George has taken up yoga, but he needs more than that to help him handle a ghastly build-up of “challenges”. He has sacked his homophobic, creationist science teacher, who then threatened the school with the “wrath of God” at the last appeal.

A year 7 mum wants to discuss the transition curriculum and he keeps being told his maths results need to improve. His list of concerns continues to grow as the academy chains circle and a new free school opens down the road. His personal life is looking pretty shaky too – his wife is off with her new man. Ominously, he thinks he has the support of the governors. Can things get any worse?

Hell, yes. The call from the inspectors that George spends every day anticipating and ruminating about finally comes. The inspectors are on the way…

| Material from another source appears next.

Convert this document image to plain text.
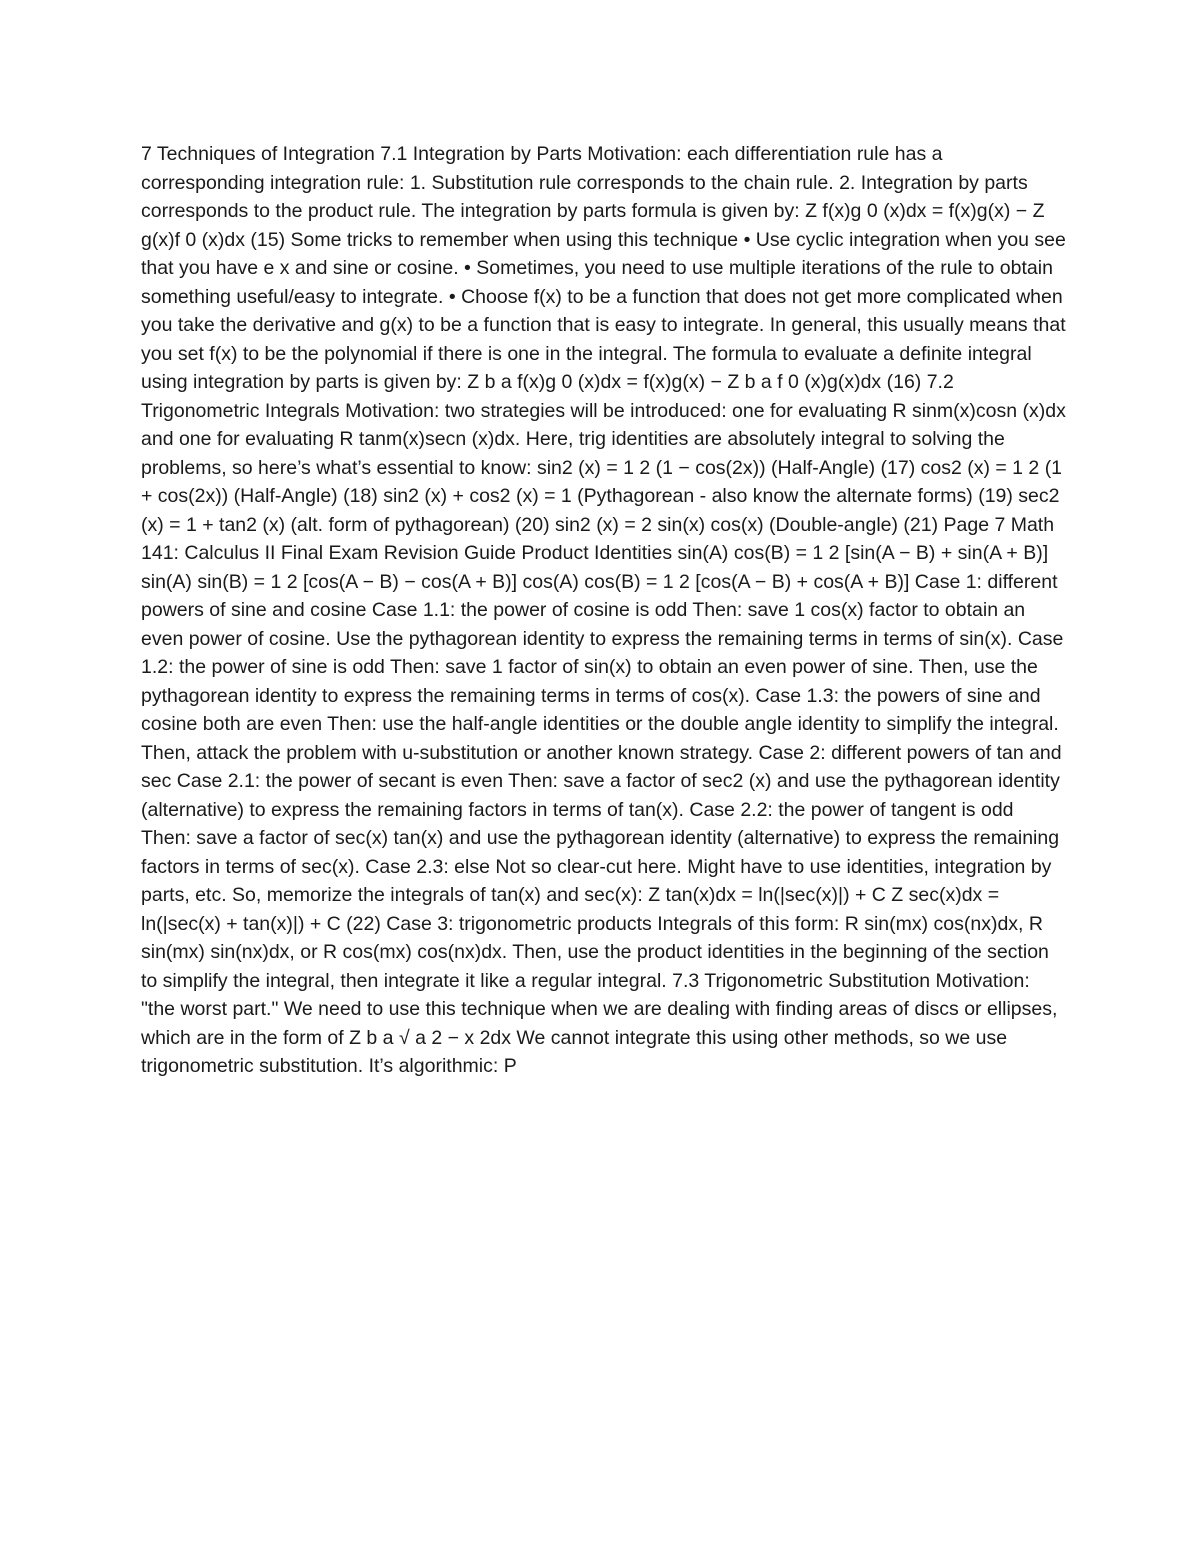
7 Techniques of Integration 7.1 Integration by Parts Motivation: each differentiation rule has a corresponding integration rule: 1. Substitution rule corresponds to the chain rule. 2. Integration by parts corresponds to the product rule. The integration by parts formula is given by: Z f(x)g 0 (x)dx = f(x)g(x) − Z g(x)f 0 (x)dx (15) Some tricks to remember when using this technique • Use cyclic integration when you see that you have e x and sine or cosine. • Sometimes, you need to use multiple iterations of the rule to obtain something useful/easy to integrate. • Choose f(x) to be a function that does not get more complicated when you take the derivative and g(x) to be a function that is easy to integrate. In general, this usually means that you set f(x) to be the polynomial if there is one in the integral. The formula to evaluate a definite integral using integration by parts is given by: Z b a f(x)g 0 (x)dx = f(x)g(x) − Z b a f 0 (x)g(x)dx (16) 7.2 Trigonometric Integrals Motivation: two strategies will be introduced: one for evaluating R sinm(x)cosn (x)dx and one for evaluating R tanm(x)secn (x)dx. Here, trig identities are absolutely integral to solving the problems, so here’s what’s essential to know: sin2 (x) = 1 2 (1 − cos(2x)) (Half-Angle) (17) cos2 (x) = 1 2 (1 + cos(2x)) (Half-Angle) (18) sin2 (x) + cos2 (x) = 1 (Pythagorean - also know the alternate forms) (19) sec2 (x) = 1 + tan2 (x) (alt. form of pythagorean) (20) sin2 (x) = 2 sin(x) cos(x) (Double-angle) (21) Page 7 Math 141: Calculus II Final Exam Revision Guide Product Identities sin(A) cos(B) = 1 2 [sin(A − B) + sin(A + B)] sin(A) sin(B) = 1 2 [cos(A − B) − cos(A + B)] cos(A) cos(B) = 1 2 [cos(A − B) + cos(A + B)] Case 1: different powers of sine and cosine Case 1.1: the power of cosine is odd Then: save 1 cos(x) factor to obtain an even power of cosine. Use the pythagorean identity to express the remaining terms in terms of sin(x). Case 1.2: the power of sine is odd Then: save 1 factor of sin(x) to obtain an even power of sine. Then, use the pythagorean identity to express the remaining terms in terms of cos(x). Case 1.3: the powers of sine and cosine both are even Then: use the half-angle identities or the double angle identity to simplify the integral. Then, attack the problem with u-substitution or another known strategy. Case 2: different powers of tan and sec Case 2.1: the power of secant is even Then: save a factor of sec2 (x) and use the pythagorean identity (alternative) to express the remaining factors in terms of tan(x). Case 2.2: the power of tangent is odd Then: save a factor of sec(x) tan(x) and use the pythagorean identity (alternative) to express the remaining factors in terms of sec(x). Case 2.3: else Not so clear-cut here. Might have to use identities, integration by parts, etc. So, memorize the integrals of tan(x) and sec(x): Z tan(x)dx = ln(|sec(x)|) + C Z sec(x)dx = ln(|sec(x) + tan(x)|) + C (22) Case 3: trigonometric products Integrals of this form: R sin(mx) cos(nx)dx, R sin(mx) sin(nx)dx, or R cos(mx) cos(nx)dx. Then, use the product identities in the beginning of the section to simplify the integral, then integrate it like a regular integral. 7.3 Trigonometric Substitution Motivation: "the worst part." We need to use this technique when we are dealing with finding areas of discs or ellipses, which are in the form of Z b a √ a 2 − x 2dx We cannot integrate this using other methods, so we use trigonometric substitution. It’s algorithmic: P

Written by former headteacher and ASCL council member Peter Campling, it is a funny and entertaining production that has just received a nomination for Best New Play in the Offies, the Off West End theatre awards.

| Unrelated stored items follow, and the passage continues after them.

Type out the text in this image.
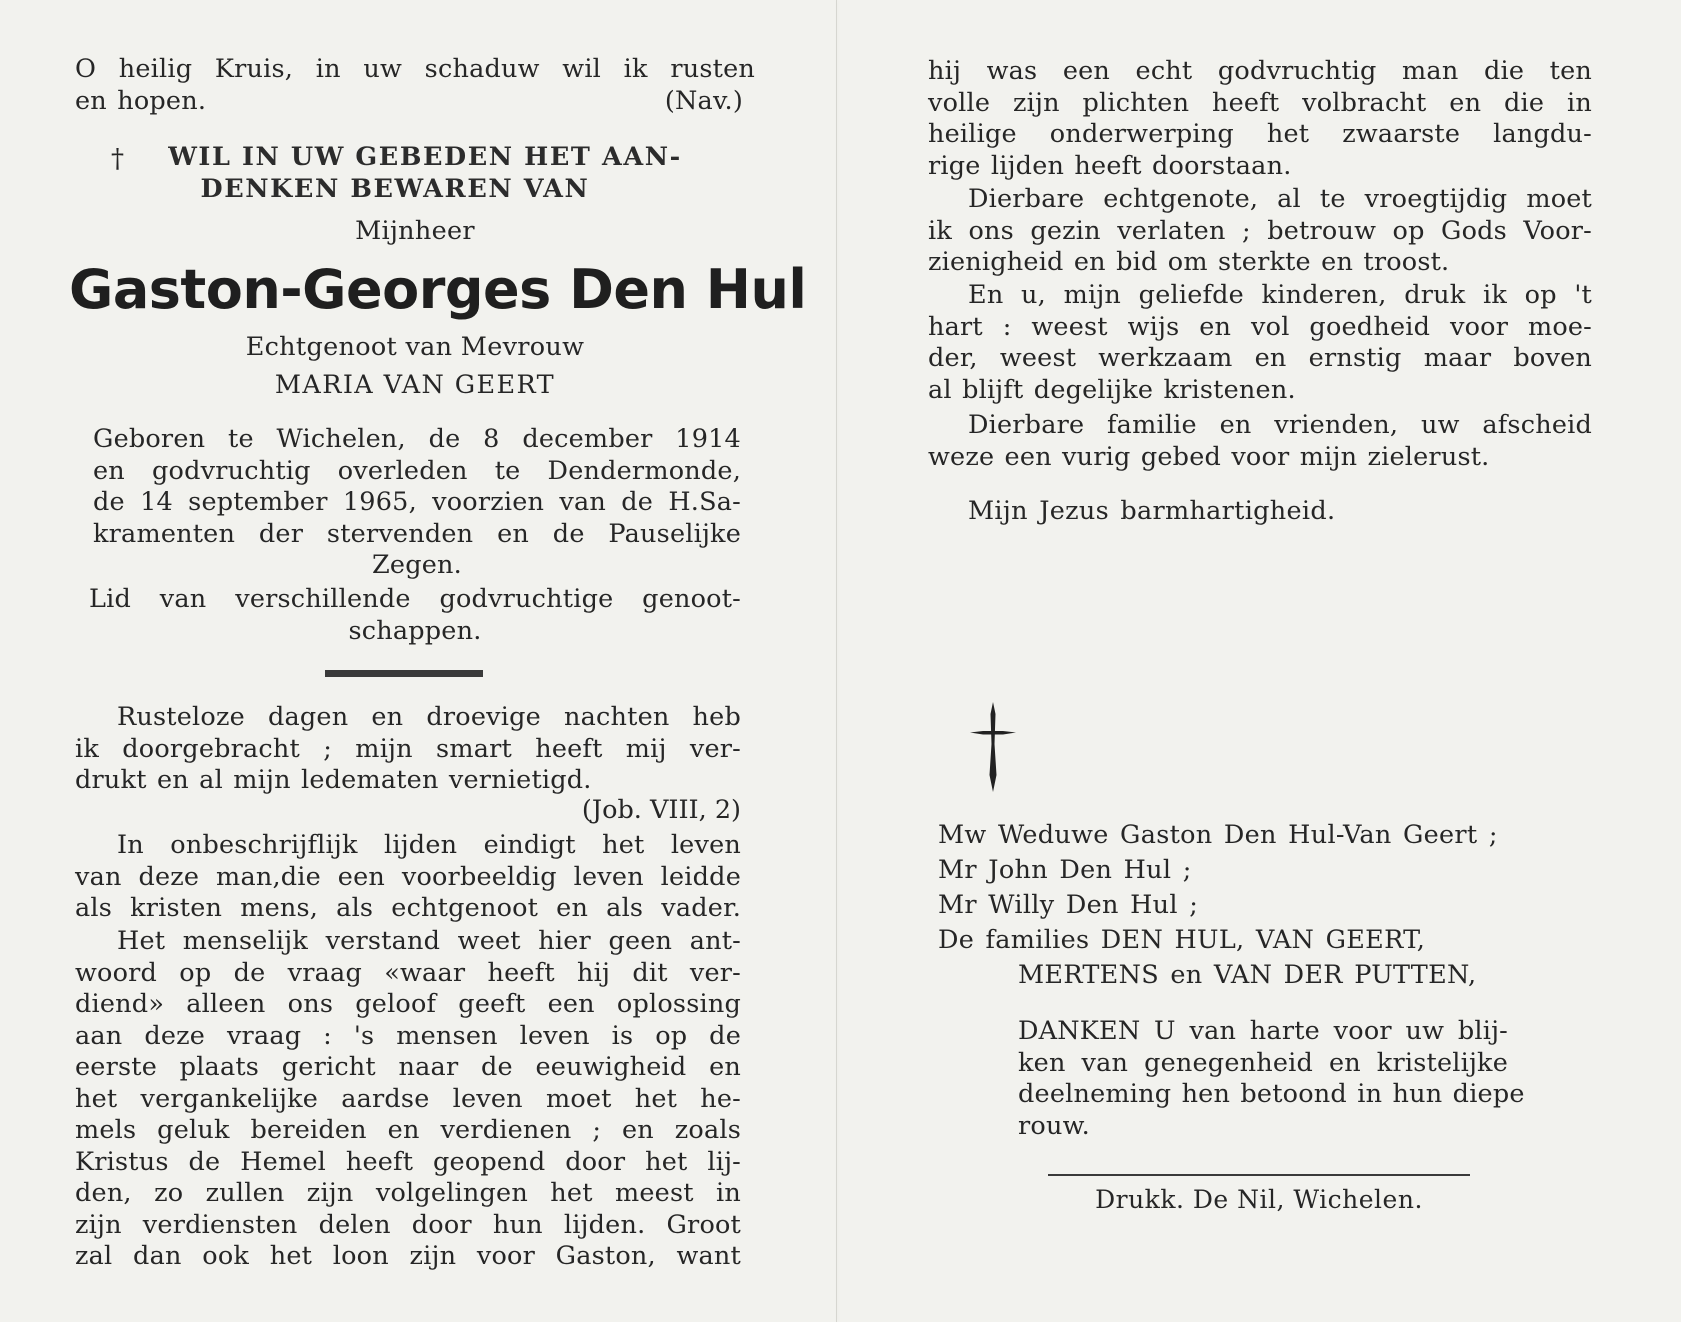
O heilig Kruis, in uw schaduw wil ik rusten
en hopen.	(Nav.)
†	WIL IN UW GEBEDEN HET AAN-
DENKEN BEWAREN VAN
Mijnheer
Gaston-Georges Den Hul
Echtgenoot van Mevrouw
MARIA VAN GEERT
Geboren te Wichelen, de 8 december 1914
en godvruchtig overleden te Dendermonde,
de 14 september 1965, voorzien van de H.Sa-
kramenten der stervenden en de Pauselijke
Zegen.
Lid van verschillende godvruchtige genoot-
schappen.
Rusteloze dagen en droevige nachten heb
ik doorgebracht ; mijn smart heeft mij ver-
drukt en al mijn ledematen vernietigd.
(Job. VIII, 2)
In onbeschrijflijk lijden eindigt het leven
van deze man,die een voorbeeldig leven leidde
als kristen mens, als echtgenoot en als vader.
Het menselijk verstand weet hier geen ant-
woord op de vraag «waar heeft hij dit ver-
diend» alleen ons geloof geeft een oplossing
aan deze vraag : 's mensen leven is op de
eerste plaats gericht naar de eeuwigheid en
het vergankelijke aardse leven moet het he-
mels geluk bereiden en verdienen ; en zoals
Kristus de Hemel heeft geopend door het lij-
den, zo zullen zijn volgelingen het meest in
zijn verdiensten delen door hun lijden. Groot
zal dan ook het loon zijn voor Gaston, want
hij was een echt godvruchtig man die ten
volle zijn plichten heeft volbracht en die in
heilige onderwerping het zwaarste langdu-
rige lijden heeft doorstaan.
Dierbare echtgenote, al te vroegtijdig moet
ik ons gezin verlaten ; betrouw op Gods Voor-
zienigheid en bid om sterkte en troost.
En u, mijn geliefde kinderen, druk ik op 't
hart : weest wijs en vol goedheid voor moe-
der, weest werkzaam en ernstig maar boven
al blijft degelijke kristenen.
Dierbare familie en vrienden, uw afscheid
weze een vurig gebed voor mijn zielerust.
Mijn Jezus barmhartigheid.
Mw Weduwe Gaston Den Hul-Van Geert ;
Mr John Den Hul ;
Mr Willy Den Hul ;
De families DEN HUL, VAN GEERT,
MERTENS en VAN DER PUTTEN,
DANKEN U van harte voor uw blij-
ken van genegenheid en kristelijke
deelneming hen betoond in hun diepe
rouw.
Drukk. De Nil, Wichelen.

But it is also unflinching as it draws us into the concerns of the head and his staff. They are – albeit with a range of motivations – doing their best as a community for pupils in a down-at-heel setting. We’re given a clear sense of the real difficulties this school faces.

The writer’s long career as a teacher and a school leader has left him well placed to convey how easy it is for national politics and shifting policies to mess life up for schools. But he and the talented theatre company, No Notice Productions, successfully present the passion and the small glories that light up schools across the country every day.

The play addresses some fundamental questions, including what is education really for? Have schools, as George says, turned into exam factories with high staff burnout?

Is one student’s poor attendance and predicted three GCSEs a failure of the school – or an achievement? Is her beautiful singing – “she’d not sung a note before she came to this school” George says – worth anything to the inspectors?

The actors work beautifully as an ensemble. Joe Cushley as George is brilliant at showing a battered, sometimes cynical but always committed head who
really cares about all his pupils. Penelope Diamond is excellent as the director of children’s services. Gbolahan Obisesan stands out as Winston. Gary Merry’s direction is first rate too.

On this stage the stories are truly personal. Each character is brought vividly to life and every word has the ring of truth. The message is passionately political. Highly recommended.